|"...if it wasn't that I needed a good night's sleep I would have read this book in one sitting. IT IS TRULY EXCELLENT. I never thought I would be so enchanted by a book on blood pressure ... I hope every doctor and patient reads it." C. E. Mills PhD.|
Blood pressure is the pressure produced when your heart pumps blood into the arteries of the body. Your blood needs to be under pressure to move it forward so that the arteries can carry it to the organs, tissues and cells of the body (arteries carry blood away from the heart, veins generally carry blood towards the heart). As the heart beats, the pressure rises to a maximum level, called the systolic blood pressure, and as it relaxes, it falls to a minimum level called the diastolic blood pressure. When your doctor tells you that you have a blood pressure of 120 over 80 (written 120/80) it means your systolic blood pressure is 120 and your diastolic blood pressure is 80 millimetres of mercury; that is, your blood pressure is rising to a maximum of 120 millimetres of mercury as the heart beats, and falling to a minimum of 80 millimeters of mercury as the heart relaxes.
Why does the pressure not fall to zero when the heart relaxes? This is because of the elasticity of the arterial walls. Imagine you are blowing up a rubber balloon. You force air into the balloon. When you stop blowing and take your mouth away the air is forced back as the balloon deflates, because of the elastic nature of the rubber. If you close the opening with your fingers, the air remains under pressure inside. The great arteries of the body behave somewhat like the balloon. They are stretched when the heart contracts, and by 'springing back' after the heartbeat, they cause the blood to remain under pressure. This residual pressure is what we call the diastolic pressure.
What is the significance of systolic and diastolic blood pressure?
When you are exercising, or under mental stress, it is your systolic blood pressure which changes first. Changes in diastolic blood pressure occur more gradually and more evenly. Doctors have therefore assumed that a series of diastolic blood pressure readings will give a better indication of your average blood pressure, than a series of systolic readings. They have put more emphasis on diastolic blood pressure when evaluating your risk of stroke or heart disease.

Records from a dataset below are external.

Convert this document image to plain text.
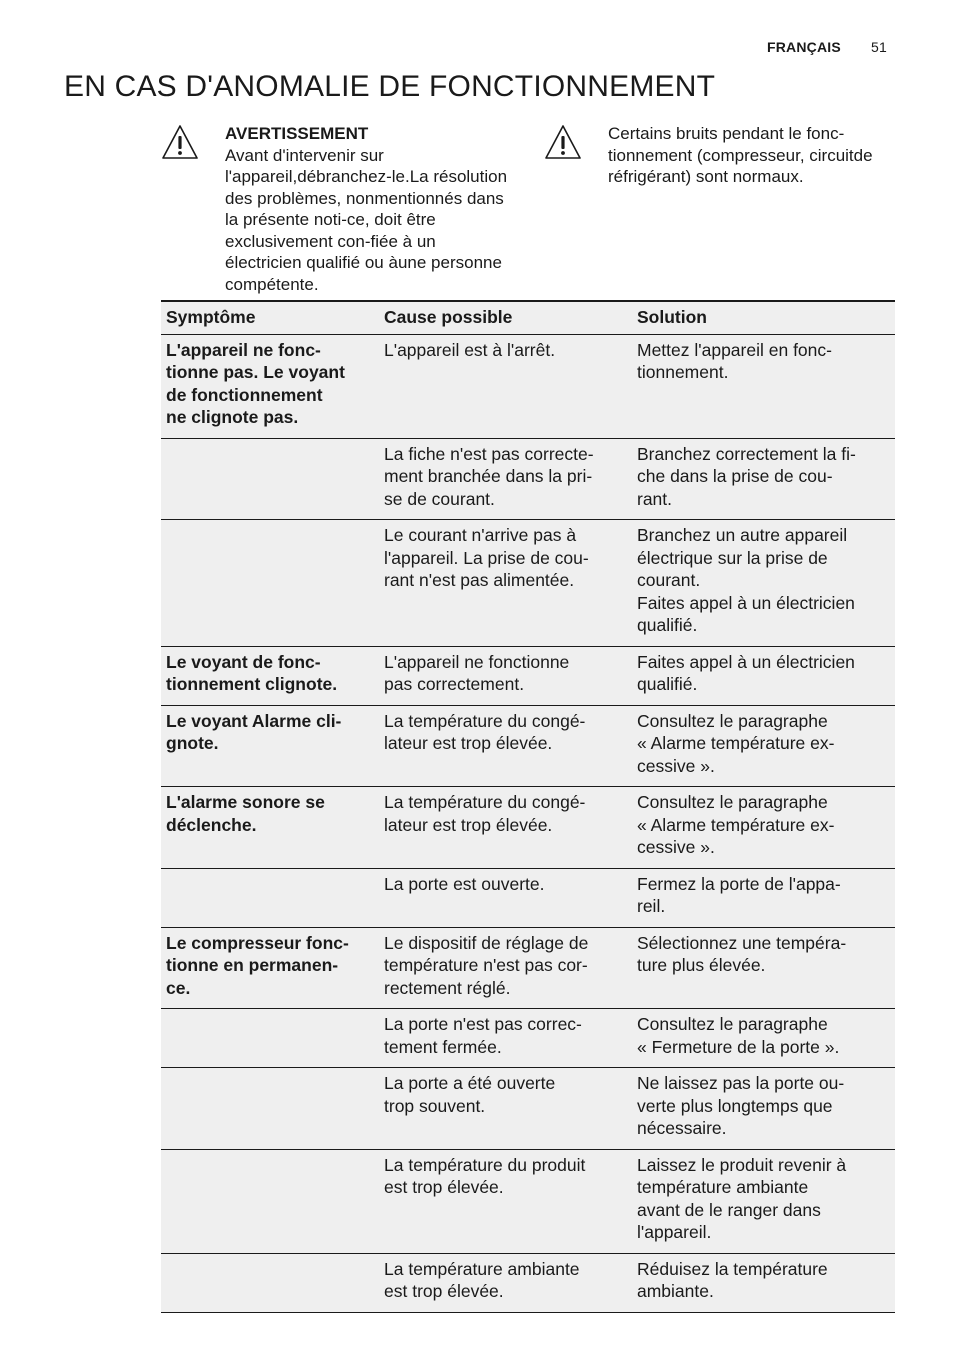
FRANÇAIS 51
EN CAS D'ANOMALIE DE FONCTIONNEMENT
AVERTISSEMENT
Avant d'intervenir sur l'appareil,débranchez-le.La résolution des problèmes, nonmentionnés dans la présente noti-ce, doit être exclusivement con-fiée à un électricien qualifié ou àune personne compétente.
Certains bruits pendant le fonc-tionnement (compresseur, circuitde réfrigérant) sont normaux.
Symptôme	Cause possible	Solution

L'appareil ne fonc-
tionne pas. Le voyant
de fonctionnement
ne clignote pas.	L'appareil est à l'arrêt.	Mettez l'appareil en fonc-
tionnement.

	La fiche n'est pas correcte-
ment branchée dans la pri-
se de courant.	Branchez correctement la fi-
che dans la prise de cou-
rant.

	Le courant n'arrive pas à
l'appareil. La prise de cou-
rant n'est pas alimentée.	Branchez un autre appareil
électrique sur la prise de
courant.
Faites appel à un électricien
qualifié.

Le voyant de fonc-
tionnement clignote.	L'appareil ne fonctionne
pas correctement.	Faites appel à un électricien
qualifié.

Le voyant Alarme cli-
gnote.	La température du congé-
lateur est trop élevée.	Consultez le paragraphe
« Alarme température ex-
cessive ».

L'alarme sonore se
déclenche.	La température du congé-
lateur est trop élevée.	Consultez le paragraphe
« Alarme température ex-
cessive ».

	La porte est ouverte.	Fermez la porte de l'appa-
reil.

Le compresseur fonc-
tionne en permanen-
ce.	Le dispositif de réglage de
température n'est pas cor-
rectement réglé.	Sélectionnez une tempéra-
ture plus élevée.

	La porte n'est pas correc-
tement fermée.	Consultez le paragraphe
« Fermeture de la porte ».

	La porte a été ouverte
trop souvent.	Ne laissez pas la porte ou-
verte plus longtemps que
nécessaire.

	La température du produit
est trop élevée.	Laissez le produit revenir à
température ambiante
avant de le ranger dans
l'appareil.

	La température ambiante
est trop élevée.	Réduisez la température
ambiante.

Recently however, some studies have suggested systolic blood pressure is important too, and it is now generally agreed that 'systolic hypertension' (a series of readings in which systolic blood pressure is found to be raised most of the time, diastolic being normal) should be treated.
Keeping the blood pressure at appropriate levels is an exquisite example of the body's ability to maintain its internal constancy (homeostasis). In the great vessels of the body, the aorta and the carotid arteries, are tiny pressure receptors, called baroreceptors, which monitor, second by second, the pressure within the artery walls. These send messages to a part of the brain, the brain stem. There the messages are processed and result in nerve impulses being sent to the heart, telling it either to speed up or slow down, or increase or decrease its force of contraction. Other messages are also sent to the smooth muscles of arterioles telling them to contract or relax, while still others are received from and sent back to the kidneys which have a part to play in the control of blood pressure through the secretion of a hormone called renin. This is a simplified picture only. Cardiac peptides and hormones within the blood vessel wall are among numerous other checks and balances in a complex neural and hormonal interplay. The common final pathway is our blood pressure being at the right level for the moment, every minute of the day.